Lol, so my week has been a bit eventful. My research things went over well. Weird thing was that my Economics teacher walked over to me after I spoke and presented or whatever (I went over my time by almost 20 minutes) and told me I had a great presenting voice or whatever and asked me if I was in Drama or speech or any of that crap, and I said no and he was just like oh, you did great. It was weird especially sense my mom was sitting next to me and I was in the middle of making fun of one of my friends and he cam from behind me, CREEPY! The thing I loved about the entire thing was that this annoying ass girl sat next to me and it was hilarious, because she wants to be an 'actress' or some stupid shit like that and he did not say a WORD to her after she presented and she was just looking expectantly at him when he came over to me. It made my night! That and before I left at the end he came back and told me again he was proud of me, I was like... thank you? and he didn't say SHIT to her, I loved it. hahaha
If you knew this girl you would hate her too.
So yeah, oh and guys, if you ever talk to me in person or whatever, just know the one way to piss me off is to ask me "Are you okay?" constantly. I could just shoot myself in the head. I would want to shoot you slowly and painfully. You would wish you were dead :D
Honestly it's my least favorite thing ever. If you ask me, chances are that 50 people before you asked me that question. If you're going to ask something like that, rephrase it or reword it, because I will hate you if you ask me that. Especially if you know you are just doing it to know and not do me any good. Chances that I'm going to say "Oh yeah, I'm in a major fight with my best friend, we haven't talked in days and now he's sick and I can't do or ask anything because you jack asses won't ask him and if you do ask you'll say I asked, and I can't have that not to mention I've cut like 5 times in the past few days because my mind is so skewed and I'm probably going to fail all my classes because my mind and heart aren't in it and I'm almost 100% sure I'm severely depressed but the chances of me killing myself are slim." are less than 0.
So if you really want to know make sure you're ready to hear me out, if not you're just wasting both our times.
Btw, the above example was a mixture of several separate occasions when people have asked me the dreaded "Are you okay?" question.

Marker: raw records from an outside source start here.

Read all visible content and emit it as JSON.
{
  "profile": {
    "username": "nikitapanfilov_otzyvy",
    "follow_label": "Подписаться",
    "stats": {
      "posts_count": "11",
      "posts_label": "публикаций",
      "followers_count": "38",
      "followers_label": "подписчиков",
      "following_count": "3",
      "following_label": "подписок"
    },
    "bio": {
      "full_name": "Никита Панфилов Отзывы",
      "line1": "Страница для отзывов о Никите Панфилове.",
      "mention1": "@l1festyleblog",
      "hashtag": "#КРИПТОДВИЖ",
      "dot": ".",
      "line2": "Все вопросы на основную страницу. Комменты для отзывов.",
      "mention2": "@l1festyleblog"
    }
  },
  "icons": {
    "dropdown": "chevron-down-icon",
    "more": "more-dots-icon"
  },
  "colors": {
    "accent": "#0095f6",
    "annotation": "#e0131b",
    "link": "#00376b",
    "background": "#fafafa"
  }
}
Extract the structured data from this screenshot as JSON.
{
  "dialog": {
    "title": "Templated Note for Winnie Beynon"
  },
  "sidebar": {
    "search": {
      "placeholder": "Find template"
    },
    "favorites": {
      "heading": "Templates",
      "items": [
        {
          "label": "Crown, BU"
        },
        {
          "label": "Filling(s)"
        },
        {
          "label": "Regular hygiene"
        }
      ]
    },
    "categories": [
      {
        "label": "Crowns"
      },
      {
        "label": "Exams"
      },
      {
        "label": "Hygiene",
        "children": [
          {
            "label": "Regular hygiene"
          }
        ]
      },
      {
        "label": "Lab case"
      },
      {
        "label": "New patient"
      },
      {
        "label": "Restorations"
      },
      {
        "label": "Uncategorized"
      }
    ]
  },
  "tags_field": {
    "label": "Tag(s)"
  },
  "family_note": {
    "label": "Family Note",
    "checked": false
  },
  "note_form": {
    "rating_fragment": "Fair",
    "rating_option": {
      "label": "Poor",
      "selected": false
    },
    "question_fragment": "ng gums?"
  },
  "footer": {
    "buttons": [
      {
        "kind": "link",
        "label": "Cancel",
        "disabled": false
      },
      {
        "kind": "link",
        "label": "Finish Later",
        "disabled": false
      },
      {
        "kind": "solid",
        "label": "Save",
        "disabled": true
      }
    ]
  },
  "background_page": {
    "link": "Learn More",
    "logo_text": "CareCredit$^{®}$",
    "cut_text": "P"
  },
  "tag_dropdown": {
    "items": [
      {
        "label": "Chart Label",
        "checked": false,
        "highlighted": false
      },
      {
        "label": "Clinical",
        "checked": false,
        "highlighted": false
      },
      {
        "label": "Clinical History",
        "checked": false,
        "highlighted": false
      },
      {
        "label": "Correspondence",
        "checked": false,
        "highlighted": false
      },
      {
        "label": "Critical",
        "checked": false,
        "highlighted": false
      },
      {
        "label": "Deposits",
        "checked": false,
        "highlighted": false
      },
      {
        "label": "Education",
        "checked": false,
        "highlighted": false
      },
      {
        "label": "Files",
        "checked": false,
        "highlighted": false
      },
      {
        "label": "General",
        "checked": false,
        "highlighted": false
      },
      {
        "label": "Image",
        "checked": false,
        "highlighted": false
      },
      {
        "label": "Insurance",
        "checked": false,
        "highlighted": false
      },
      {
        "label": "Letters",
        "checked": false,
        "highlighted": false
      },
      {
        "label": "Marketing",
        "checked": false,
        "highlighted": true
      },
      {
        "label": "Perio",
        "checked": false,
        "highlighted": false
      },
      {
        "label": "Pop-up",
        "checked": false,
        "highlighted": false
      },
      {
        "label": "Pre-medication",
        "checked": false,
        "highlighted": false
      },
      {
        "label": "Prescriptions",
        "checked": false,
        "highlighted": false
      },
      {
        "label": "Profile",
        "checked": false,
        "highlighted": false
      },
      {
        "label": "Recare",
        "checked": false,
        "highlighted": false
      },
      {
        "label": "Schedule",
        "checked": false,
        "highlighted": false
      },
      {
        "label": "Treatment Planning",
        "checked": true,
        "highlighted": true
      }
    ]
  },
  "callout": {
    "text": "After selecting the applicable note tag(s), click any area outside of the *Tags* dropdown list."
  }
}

I admit last school year was honestly one of my lowest but still, I had about 10 people ask me in a 2 hour range if I was 'okay'. I looked like shit and I looked depressed as hell, of course I was okay! ugh *rollseyes*
So just know that fact.
C&SI board has directed me to a youtube channel that will help me right now, because my mind has been in rough times. I mean right now my parents are pretty much poor, idk how we are going to make it this time. I dunno how my dad is going to be, it sounds like he isn't getting better, and here I have to start band soon as a leader and that's a major role. I know I can do it, but it makes me nervous, because my mind has it, it's my body that probably won't produce. My knees are really crap and I know the several factors that are making it this way. It's a very stressful thing. Idk my mind wants me to revert back to my old coping mechanism, and sometimes it seems like things would be so much easier if I just gave in and started it again. Idk, I just really idk right now.
We'll see how it works out. I think if I just keep myself busy all day I can avoid it and try to get through it when I don't have anything to do.